After growing a man-made intelligence that may obtain superhuman mastery of video games like chess and go, along with one other AI that may predict how proteins fold themselves in three-dimensional area, the researchers over at DeepMind have completed it once more -- this time utilizing a deep studying AI mannequin to effectively clear up a elementary arithmetic downside, whereas beating a 50-year-old document besides. In a weblog put up from earlier this month, the DeepMind group introduces AlphaTensor, an AI system that's designed for locating new and extra environment friendly algorithms for fixing essential mathematical operations -- on this case, matrix multiplication. Whether they're used to course of or compress pictures or video, recognizing spoken instructions, or working simulations to foretell the climate, matrix multiplication underpins a lot of recent computing. So it's little surprise that consultants and firms everywhere in the world are continuously in search of extra environment friendly methods to enhance the algorithms for fixing these mathematical operations behind such duties. Matrix multiplication is without doubt one of the easiest mathematical operations in algebra, the place particular person numbers which might be organized in grids -- or matrices -- are multiplied collectively after which added in particular manner with the intention to generate a new matrix.

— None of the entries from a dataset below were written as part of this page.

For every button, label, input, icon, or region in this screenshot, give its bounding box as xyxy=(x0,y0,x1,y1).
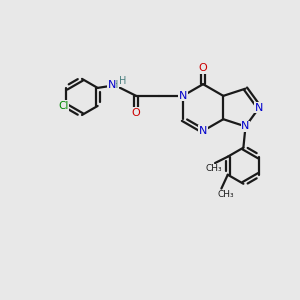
Text: N: N xyxy=(179,91,187,101)
Text: N: N xyxy=(241,122,250,131)
Text: CH₃: CH₃ xyxy=(206,164,222,173)
Text: N: N xyxy=(107,80,116,90)
Text: O: O xyxy=(199,63,208,73)
Text: N: N xyxy=(199,126,207,136)
Text: CH₃: CH₃ xyxy=(217,190,234,200)
Text: Cl: Cl xyxy=(58,101,68,111)
Text: H: H xyxy=(111,80,118,90)
Text: N: N xyxy=(255,103,263,112)
Text: H: H xyxy=(119,76,126,86)
Text: O: O xyxy=(132,108,140,118)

DeepMind's AlphaTensor: Deepmind's Alphatensor: The AI That Is Reinventing Math

#artificialintelligence

Originally published on Towards AI the World's Leading AI and Technology News and Media Company. If you are building an AI-related product or service, we invite you to consider becoming an AI sponsor. At Towards AI, we help scale AI and technology startups. Let us help you unleash your technology to the masses. Without realizing it, any of our activities, in one way or another, involve matrix multiplications.


How DeepMind's AlphaTensor AI Devised a Faster Matrix Multiplication

#artificialintelligence

After developing an artificial intelligence that can achieve superhuman mastery of games like chess and go, in addition to another AI that can predict how proteins fold themselves in three-dimensional space, the researchers over at DeepMind have done it again -- this time using a deep learning AI model to efficiently solve a fundamental mathematics problem, while beating a 50-year-old record to boot. In a blog post from earlier this month, the DeepMind team introduces AlphaTensor, an AI system that is designed for discovering new and more efficient algorithms for solving crucial mathematical operations -- in this case, matrix multiplication. Whether they are used to process or compress images or video, recognizing spoken commands, or running simulations to predict the weather, matrix multiplication underpins much of modern computing. So it's little wonder that experts and companies all over the world are constantly looking for more efficient ways to improve the algorithms for solving these mathematical operations behind such tasks. Matrix multiplication is one of the simplest mathematical operations in algebra, where individual numbers that are arranged in grids -- or matrices -- are multiplied together and then added in specific way in order to generate a new matrix.


AlphaTensor and Its Implications for AI, Reinforcement Learning, and Science - DataScienceCentral.com

#artificialintelligence

Last week Deepmind announced AlphaTensor, a mathematics package that follows AlphaFold and continues the tradition of using AI to expand the horizons of science. In this case, the problem is matrix multiplication, known to most people from their high school days. The issue is not just the actual multiplication but the fastest method to perform the multiplication. The speeding up of matrix multiplication calculations has a high impact because matrix multiplication is a part of many applications – especially in deep learning and image processing. AlphaTensor models matrix multiplication problems as games and trains the AlphaTensor agent using reinforcement learning.